But this is a natural transition, and we must let you go. Four years ago, on a hot August day, you and your parents gathered on this very spot for Matriculation. As part of that ceremony, we talked about the college’s values, you signed the mission statement, and you received the pin that you are wearing today on your commencement robes. Then you learned Whichi Coax.
And now it is time for you to help us fulfill the W&J mission by sharing your knowledge and by acting as responsible citizens who demonstrate uncommon integrity. It is time for you to take the mission statement that guided you while you were here and translate it into action in the so-called “real world.”
When I spoke to you at Matriculation four years ago, I told you that entering college gave you a rare opportunity to think about who you wanted to be. Because most people at W&J were meeting you for the first time, this was a chance to reshape yourself. And I advised you, “Create a self that you can be proud of.” Take a minute and try to remember that day. Remember who you were then. What did you believe? How did you interact with people who held ideas that are different from yours? What did you think about art? About science? About history? What were your goals? What did you know about the world? Now, compare that image with who you are today. What do you believe now? What do you know about the world that you didn’t know then? How do you interact with people now? What do you value?
Your evolving self could not have been nurtured in a vaccuum or sitting alone in front of a computer screen. It required you to spend time interacting with a wide variety of other people—your classmates, your roommates, your professors, and the people you served in the community as big brothers or as volunteers at the Women’s Center. It could not have occurred online or in the midst of a crowd—your growth was catalyzed by the intense human interaction you experienced at W&J.
Through your classes and working with faculty and one another, you have learned how to analyze a painting, how to assess a business plan, how to use an atomic force microscope, and how to read Machiavelli. In addition to the specifics of invertebrate anatomy or Spanish subjunctives, you also learned to think about complex problems, to distinguish fact from opinion, and to persevere when you faced a challenge. All of these skills will be essential for you in the future. For example, in this election year, you will need to be able weigh conflicting assessments of political candidates. Your W&J professors will not be there to guide you as you are assaulted by newspaper headlines, exaggerated advertisements, and endless tweets. You yourself will need to assess whether the information you are receiving is trustworthy or not. Are people being judged fairly? Quoted accurately? Take time and think about these questions with the kind of thoroughness that you have applied to the questions posed to you by Dr. Dodge or Dr. Shiller or Dr. Malinak.
You may have thought I was exaggerating when I said on so many occasions that we are counting on you to find a cure for AIDS, to create energy sources that do not foul or deplete our fragile planet, to find a way to feed the hungry, and to negotiate ways for us to live in a more peaceful world.
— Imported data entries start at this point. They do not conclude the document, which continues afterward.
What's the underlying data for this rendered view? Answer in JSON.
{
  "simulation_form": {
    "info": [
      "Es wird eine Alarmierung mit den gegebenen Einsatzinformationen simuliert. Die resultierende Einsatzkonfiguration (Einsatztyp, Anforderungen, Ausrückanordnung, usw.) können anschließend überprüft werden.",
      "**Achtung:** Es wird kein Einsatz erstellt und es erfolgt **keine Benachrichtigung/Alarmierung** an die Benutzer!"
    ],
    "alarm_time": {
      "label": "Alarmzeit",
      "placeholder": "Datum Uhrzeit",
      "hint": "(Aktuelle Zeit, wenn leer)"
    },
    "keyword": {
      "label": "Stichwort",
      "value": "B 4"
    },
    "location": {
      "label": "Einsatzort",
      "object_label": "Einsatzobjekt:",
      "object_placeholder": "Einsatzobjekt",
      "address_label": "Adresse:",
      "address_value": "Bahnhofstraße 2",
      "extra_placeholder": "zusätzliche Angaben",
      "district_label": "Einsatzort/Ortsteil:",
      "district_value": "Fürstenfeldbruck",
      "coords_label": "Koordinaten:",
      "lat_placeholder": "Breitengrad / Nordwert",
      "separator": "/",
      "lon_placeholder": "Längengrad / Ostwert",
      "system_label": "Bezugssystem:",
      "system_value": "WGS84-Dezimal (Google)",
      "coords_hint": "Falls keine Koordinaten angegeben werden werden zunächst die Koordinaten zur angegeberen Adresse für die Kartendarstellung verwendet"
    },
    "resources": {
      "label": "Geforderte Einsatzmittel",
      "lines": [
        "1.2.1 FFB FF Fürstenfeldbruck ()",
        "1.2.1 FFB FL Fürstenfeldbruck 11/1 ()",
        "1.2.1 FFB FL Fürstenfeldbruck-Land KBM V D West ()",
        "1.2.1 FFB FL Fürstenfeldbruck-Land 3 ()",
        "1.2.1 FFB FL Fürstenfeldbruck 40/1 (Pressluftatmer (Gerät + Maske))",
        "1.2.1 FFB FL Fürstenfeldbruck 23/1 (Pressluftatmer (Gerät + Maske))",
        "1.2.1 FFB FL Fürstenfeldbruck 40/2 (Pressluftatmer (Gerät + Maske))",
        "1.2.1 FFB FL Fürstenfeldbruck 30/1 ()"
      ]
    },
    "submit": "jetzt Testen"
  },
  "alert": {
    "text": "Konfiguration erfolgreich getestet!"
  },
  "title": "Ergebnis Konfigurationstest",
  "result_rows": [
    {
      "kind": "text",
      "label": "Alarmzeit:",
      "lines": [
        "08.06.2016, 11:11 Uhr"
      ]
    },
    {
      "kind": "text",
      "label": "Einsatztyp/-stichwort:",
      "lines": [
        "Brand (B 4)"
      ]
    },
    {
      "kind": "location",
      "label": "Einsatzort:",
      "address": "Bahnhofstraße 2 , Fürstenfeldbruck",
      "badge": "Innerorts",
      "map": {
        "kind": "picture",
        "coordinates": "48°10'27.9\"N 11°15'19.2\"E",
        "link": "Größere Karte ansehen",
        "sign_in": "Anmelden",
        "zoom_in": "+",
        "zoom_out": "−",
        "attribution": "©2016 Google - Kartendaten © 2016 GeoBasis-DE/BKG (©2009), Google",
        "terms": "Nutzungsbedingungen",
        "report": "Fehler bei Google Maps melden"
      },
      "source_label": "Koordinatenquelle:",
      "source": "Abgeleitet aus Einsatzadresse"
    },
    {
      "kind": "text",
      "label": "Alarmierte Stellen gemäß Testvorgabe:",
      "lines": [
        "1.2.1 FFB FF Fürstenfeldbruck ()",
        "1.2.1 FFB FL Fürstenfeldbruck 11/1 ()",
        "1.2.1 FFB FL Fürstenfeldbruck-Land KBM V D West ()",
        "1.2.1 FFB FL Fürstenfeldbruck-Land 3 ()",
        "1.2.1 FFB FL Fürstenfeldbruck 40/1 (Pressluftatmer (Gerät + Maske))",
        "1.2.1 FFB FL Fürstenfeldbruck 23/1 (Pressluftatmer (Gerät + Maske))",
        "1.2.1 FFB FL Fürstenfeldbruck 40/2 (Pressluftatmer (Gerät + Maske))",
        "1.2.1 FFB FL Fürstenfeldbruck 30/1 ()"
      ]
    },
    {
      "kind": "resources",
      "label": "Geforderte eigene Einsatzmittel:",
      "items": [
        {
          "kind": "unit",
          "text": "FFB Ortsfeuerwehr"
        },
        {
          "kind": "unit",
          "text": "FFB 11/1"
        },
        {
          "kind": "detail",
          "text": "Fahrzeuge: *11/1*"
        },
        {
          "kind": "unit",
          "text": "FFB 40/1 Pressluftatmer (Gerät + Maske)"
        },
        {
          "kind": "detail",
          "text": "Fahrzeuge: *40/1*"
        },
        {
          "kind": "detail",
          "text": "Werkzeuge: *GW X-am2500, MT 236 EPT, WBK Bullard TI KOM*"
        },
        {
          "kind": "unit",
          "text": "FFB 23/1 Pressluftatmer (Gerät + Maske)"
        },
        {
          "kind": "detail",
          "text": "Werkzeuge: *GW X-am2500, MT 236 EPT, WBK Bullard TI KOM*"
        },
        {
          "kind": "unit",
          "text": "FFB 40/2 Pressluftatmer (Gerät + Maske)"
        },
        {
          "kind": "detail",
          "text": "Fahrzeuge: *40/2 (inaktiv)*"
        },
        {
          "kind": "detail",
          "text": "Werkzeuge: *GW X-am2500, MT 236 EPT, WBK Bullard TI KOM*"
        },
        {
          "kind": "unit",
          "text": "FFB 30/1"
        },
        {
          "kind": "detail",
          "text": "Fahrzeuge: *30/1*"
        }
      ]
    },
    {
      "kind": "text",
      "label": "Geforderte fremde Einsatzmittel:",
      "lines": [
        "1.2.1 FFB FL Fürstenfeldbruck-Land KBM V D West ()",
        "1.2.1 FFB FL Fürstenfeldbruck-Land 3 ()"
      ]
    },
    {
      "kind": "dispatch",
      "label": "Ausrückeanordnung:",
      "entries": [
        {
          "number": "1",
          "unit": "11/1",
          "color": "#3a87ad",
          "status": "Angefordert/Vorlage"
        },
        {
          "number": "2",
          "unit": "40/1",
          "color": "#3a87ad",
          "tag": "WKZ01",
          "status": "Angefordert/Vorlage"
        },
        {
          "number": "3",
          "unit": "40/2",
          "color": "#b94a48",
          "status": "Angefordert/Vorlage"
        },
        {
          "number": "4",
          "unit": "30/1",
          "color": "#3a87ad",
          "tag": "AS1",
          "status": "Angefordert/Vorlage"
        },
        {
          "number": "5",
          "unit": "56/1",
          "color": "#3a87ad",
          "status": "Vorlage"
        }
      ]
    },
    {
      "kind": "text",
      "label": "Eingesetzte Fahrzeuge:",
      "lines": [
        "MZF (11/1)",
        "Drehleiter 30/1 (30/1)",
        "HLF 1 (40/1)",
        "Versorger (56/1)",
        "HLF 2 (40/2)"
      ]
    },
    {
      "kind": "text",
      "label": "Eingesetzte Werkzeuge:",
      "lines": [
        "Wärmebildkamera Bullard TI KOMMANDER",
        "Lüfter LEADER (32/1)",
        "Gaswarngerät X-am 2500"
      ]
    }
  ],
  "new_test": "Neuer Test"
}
All these years, you may have thought, “She’s got to be kidding. She’s not talking about me. Maybe someone else, but not me.” Well, I was talking about you. There is no “they” who will preserve the planet, educate our children, and tame the economy, no “they” to whom you can pass these problems—you will need to take them on, each and every one of you in your own way.
And you are ready to do this, because at W&J you have learned how to work hard. I have seen you late at night, pouring over the books in the library or arriving home exhausted after a long day of student teaching. I have watched you repeatedly practice intricate plays on the soccer field and spend late nights in the computer labs working on a program. At W&J, you have learned strength and you have learned perseverance. When you think that the problems you face are too tough, call upon the inner strength you have developed here.
It is this perseverance that will give you the courage to act, to solve the problems that bedevil us all. It takes courage to stand up for your beliefs, to run for office, to lead a company, to teach your children. It takes optimism, an ability to trust your knowledge and your ethics and know that you are doing the right thing. All of our honorees today exemplify this kind of courage and perseverance. Imagine how many “dead ends” Dr. Swanson must have encountered as he worked to develop his groundbreaking software. Think about what Reverend Williams must have experienced as one of only two or three African American students at W&J, then on the faculty at Harvard. Consider how many times Mr. Clash applied for and was rejected from puppeteering jobs until he found himself working on Sesame Street. Imagine the endurance it must take for Governor Whitman to try again and again to create important social changes for this country.
So carry your knowledge, your integrity, and your courage into the larger world. We are counting on you. We are counting on you to be thoughtful, and be courageous. Go forth and create a self that you can be proud of.